10. The full answer will come from benchmarks. The short answer is that it depends on the workload. But we are very confident it's going to be 10x over mysql on a ram disk for some standard workload (TPC-C).
This is really important, as MySQL has a weird dialect of SQL with all kinds of broken MySQL-isms (including fundamental things like not using the SQL-standard meaning for the various forms of quoting) as well as drastically limited support for supposedly-advanced things like sub-selects and truly-advanced things like windowing and partition functions...
Seriously: I don't think I have any apps that would actually /run/ on something that spoke MySQL without recoding all of the data access parts (and that's pretty much what a web backend is) from scratch, swearing and cursing the entire time about why I don't get to use X or Y or Z feature.

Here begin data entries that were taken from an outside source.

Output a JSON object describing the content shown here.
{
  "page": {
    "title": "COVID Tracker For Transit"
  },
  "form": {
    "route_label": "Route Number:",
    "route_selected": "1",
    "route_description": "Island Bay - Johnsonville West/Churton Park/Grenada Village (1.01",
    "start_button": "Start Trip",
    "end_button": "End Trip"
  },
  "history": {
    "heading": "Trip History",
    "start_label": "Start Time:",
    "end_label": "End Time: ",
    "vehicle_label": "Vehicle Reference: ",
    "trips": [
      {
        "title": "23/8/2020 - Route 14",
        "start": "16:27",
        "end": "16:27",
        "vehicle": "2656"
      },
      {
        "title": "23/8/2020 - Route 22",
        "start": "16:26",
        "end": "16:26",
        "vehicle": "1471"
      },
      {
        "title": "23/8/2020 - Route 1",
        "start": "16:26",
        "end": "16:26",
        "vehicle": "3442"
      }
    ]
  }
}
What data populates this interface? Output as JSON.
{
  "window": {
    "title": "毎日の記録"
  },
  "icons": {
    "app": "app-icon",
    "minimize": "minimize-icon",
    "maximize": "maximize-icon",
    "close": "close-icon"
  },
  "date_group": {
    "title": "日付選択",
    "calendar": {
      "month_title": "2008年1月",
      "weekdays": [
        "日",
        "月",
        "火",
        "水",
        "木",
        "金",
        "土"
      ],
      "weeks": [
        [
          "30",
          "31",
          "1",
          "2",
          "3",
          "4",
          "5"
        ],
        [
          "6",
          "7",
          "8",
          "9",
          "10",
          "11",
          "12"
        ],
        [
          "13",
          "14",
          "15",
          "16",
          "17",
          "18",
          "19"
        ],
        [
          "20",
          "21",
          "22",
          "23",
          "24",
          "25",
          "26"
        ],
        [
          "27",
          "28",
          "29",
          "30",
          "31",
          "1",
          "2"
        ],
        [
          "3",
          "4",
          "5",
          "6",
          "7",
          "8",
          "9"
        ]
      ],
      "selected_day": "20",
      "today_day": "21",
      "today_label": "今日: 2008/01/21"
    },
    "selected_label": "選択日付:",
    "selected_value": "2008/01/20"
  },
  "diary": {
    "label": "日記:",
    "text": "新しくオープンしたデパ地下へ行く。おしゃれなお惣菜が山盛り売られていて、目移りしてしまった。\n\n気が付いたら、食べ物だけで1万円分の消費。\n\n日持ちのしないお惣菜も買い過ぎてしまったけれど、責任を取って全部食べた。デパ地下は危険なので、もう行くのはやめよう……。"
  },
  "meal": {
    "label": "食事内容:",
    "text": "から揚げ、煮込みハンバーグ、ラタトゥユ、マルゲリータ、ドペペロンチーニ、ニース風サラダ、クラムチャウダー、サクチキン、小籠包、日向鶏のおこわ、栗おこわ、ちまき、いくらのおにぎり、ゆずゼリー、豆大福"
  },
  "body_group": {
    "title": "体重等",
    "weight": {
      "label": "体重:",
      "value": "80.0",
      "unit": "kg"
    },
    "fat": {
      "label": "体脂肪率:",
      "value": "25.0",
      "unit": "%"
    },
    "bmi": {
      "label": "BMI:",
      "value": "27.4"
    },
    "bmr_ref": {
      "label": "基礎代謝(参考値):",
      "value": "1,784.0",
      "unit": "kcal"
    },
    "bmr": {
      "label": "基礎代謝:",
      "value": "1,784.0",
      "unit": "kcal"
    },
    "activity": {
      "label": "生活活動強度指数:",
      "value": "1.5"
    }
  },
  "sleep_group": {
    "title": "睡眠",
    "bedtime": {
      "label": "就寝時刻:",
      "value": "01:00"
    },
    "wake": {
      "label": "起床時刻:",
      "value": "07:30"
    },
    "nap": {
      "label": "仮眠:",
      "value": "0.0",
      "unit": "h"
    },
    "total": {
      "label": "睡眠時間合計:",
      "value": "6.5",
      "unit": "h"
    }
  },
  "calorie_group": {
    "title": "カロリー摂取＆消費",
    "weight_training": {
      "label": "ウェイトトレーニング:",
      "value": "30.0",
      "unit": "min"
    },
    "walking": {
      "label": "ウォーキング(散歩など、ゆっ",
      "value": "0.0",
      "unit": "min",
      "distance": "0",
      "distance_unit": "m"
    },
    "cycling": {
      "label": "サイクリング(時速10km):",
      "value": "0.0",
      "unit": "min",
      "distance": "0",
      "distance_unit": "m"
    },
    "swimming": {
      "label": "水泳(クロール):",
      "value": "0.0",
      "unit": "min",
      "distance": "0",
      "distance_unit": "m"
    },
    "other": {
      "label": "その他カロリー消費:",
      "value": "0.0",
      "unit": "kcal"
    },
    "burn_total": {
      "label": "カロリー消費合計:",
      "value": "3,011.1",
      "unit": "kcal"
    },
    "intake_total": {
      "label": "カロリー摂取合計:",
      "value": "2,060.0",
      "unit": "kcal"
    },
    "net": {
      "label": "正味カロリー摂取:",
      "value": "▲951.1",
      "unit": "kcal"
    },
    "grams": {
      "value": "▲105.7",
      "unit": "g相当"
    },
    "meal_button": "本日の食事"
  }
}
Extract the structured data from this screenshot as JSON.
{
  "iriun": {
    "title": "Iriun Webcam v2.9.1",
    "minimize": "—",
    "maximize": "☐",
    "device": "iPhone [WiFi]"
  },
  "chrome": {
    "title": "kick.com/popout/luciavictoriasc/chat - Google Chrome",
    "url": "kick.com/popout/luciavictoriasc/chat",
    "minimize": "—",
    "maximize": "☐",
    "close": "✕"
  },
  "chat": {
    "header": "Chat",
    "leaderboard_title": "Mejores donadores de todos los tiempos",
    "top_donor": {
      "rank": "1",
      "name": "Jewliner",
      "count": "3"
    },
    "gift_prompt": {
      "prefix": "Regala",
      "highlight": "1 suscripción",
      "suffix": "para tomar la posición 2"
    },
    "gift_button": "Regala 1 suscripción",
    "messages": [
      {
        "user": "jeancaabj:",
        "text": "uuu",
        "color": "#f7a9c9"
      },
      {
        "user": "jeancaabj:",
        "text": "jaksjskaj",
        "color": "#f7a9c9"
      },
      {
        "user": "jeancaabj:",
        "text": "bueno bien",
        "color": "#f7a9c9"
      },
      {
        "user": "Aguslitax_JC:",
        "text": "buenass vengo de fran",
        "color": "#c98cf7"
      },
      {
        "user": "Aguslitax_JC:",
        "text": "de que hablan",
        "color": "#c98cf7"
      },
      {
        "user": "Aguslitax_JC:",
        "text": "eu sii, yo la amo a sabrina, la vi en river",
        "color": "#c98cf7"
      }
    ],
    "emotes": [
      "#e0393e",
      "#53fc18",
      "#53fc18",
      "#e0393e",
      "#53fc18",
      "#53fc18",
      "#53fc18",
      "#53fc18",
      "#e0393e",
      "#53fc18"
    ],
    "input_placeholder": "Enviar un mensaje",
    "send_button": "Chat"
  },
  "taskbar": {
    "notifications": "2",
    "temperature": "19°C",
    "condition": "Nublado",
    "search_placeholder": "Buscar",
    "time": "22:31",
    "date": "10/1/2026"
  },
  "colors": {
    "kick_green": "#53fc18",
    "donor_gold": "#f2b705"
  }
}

To me, this is just "yet another of those MySQL optimizer companies" that we see come and go year in and year out, and one that is almost certainly going to experience the same fate as all of the other ones: they are a dime a dozen, and almost always fail. The failure rate on PostgreSQL optimizer companies, however, seems much lower, despite the fact that they don't seem to get the fancy funding (probably because, if you don't take into account the underlying demographic of "performance-savy" from "database user" it looks like a smaller market).